What We Learned from Running HELMET
The good part: results. After running HELMET on 59 models, researchers observed something surprising. Some tasks are better handled by smaller open-source models. Open-source models lagged on difficult tasks like citation-based answers.
My models behaved differently as input length grew, which shocked me. As context increased, even the strongest models worsened, notably for re-ranking. Massive. It indicates we cannot assume a million-token context window model always gives better responses.

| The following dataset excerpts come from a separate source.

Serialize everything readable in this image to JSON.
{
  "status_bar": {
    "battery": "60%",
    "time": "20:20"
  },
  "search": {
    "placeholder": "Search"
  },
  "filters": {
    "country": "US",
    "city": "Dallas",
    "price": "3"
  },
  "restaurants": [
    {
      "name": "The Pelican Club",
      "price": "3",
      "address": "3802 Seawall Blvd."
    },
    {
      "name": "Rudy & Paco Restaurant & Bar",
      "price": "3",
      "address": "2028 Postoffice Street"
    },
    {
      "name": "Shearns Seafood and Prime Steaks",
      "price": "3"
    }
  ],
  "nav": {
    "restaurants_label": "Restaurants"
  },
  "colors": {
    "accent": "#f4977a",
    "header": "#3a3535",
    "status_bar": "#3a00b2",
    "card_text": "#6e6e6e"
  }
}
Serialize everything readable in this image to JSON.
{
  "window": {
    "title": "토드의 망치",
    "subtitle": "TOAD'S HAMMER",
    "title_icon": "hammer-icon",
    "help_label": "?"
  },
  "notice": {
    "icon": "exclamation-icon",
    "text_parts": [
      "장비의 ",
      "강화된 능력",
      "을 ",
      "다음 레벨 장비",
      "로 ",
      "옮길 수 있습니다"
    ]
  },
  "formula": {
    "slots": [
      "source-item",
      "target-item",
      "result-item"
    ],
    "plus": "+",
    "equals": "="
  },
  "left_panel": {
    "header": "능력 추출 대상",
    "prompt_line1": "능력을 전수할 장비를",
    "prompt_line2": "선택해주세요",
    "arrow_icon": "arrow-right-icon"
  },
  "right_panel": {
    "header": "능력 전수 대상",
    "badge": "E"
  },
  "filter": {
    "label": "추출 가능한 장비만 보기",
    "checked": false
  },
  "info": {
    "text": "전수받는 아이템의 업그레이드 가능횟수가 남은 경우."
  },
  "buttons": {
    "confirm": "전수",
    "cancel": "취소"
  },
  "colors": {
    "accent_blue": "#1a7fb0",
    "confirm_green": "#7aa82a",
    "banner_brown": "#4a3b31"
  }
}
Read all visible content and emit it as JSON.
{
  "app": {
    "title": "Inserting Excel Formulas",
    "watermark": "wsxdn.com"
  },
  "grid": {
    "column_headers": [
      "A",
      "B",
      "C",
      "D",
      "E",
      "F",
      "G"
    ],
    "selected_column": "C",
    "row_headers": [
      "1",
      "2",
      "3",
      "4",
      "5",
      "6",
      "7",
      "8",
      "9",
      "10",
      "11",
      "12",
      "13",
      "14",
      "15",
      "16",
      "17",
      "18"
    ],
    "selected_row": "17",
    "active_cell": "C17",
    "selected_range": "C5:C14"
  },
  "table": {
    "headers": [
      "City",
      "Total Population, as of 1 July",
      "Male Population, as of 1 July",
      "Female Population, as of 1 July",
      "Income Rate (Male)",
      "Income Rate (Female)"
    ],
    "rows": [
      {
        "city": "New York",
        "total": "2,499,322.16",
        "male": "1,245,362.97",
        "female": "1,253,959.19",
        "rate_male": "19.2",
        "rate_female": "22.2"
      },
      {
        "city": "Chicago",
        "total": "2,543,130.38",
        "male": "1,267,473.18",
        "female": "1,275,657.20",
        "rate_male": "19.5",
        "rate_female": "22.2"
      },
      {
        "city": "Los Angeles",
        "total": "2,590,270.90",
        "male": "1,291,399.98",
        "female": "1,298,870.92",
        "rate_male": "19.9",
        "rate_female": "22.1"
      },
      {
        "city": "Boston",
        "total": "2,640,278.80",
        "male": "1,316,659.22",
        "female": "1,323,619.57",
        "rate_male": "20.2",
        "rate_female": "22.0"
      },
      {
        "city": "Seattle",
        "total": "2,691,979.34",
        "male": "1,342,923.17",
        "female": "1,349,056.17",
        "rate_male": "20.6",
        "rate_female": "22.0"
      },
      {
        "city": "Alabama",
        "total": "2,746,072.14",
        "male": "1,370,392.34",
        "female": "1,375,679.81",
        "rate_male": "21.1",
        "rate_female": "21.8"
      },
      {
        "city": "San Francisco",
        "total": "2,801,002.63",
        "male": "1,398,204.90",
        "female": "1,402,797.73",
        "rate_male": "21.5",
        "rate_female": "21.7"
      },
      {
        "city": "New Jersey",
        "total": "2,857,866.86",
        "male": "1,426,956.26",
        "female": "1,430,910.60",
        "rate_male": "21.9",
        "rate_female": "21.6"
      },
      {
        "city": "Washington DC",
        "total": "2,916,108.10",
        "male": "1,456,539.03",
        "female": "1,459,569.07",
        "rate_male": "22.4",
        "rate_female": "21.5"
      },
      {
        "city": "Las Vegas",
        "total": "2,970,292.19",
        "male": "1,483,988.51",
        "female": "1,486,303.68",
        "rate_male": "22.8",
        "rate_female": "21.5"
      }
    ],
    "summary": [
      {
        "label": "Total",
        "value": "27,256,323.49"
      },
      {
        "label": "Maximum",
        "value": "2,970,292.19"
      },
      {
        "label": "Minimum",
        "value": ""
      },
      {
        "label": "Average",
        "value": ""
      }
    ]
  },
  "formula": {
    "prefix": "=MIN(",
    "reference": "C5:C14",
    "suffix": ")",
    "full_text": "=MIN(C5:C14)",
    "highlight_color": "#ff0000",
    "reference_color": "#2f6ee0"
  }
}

No winner fits all. Certain models excel in summarization, others at ICL or retrieval. HELMET showed that these tasks do not necessarily correspond, making multi-level evaluation important.
So, How Do You Fit HELMET into Your Workflow?
Start with Recall and RAG if you are creating or modifying an LCLM. They are quick and accurate in assessing performance.
Better still, you may benchmark your model against the 59 previously benchmarked models. Check HELMET's leaderboard instead of reinventing the wheel.
Indeed, it scales! HELMET offers many serving structures for local testing and Intel Gaudi accelerator deployment.
What Next? HELMET + LongProc = Next-level Evaluation
Think HELMET is impressive? I would recommend try it with LongProc for even more better results.
HELMET evaluates models on long-context tasks, whereas LongProc evaluates models on long-form procedural reasoning. Consider multi-step assignments that need the model to produce 8,000 tokens or more.
The aim? Develop the ultimate LCLM evaluation suite with HELMET and LongProc, which handles extended inputs and outputs.
Conclusion
HELMET is a game-changer for language models that read, interpret, and reason through lengthy texts. Microsoft and AI21 use it since it is open-source and proven. Try HELMET, and you will never see long-context evaluation the same.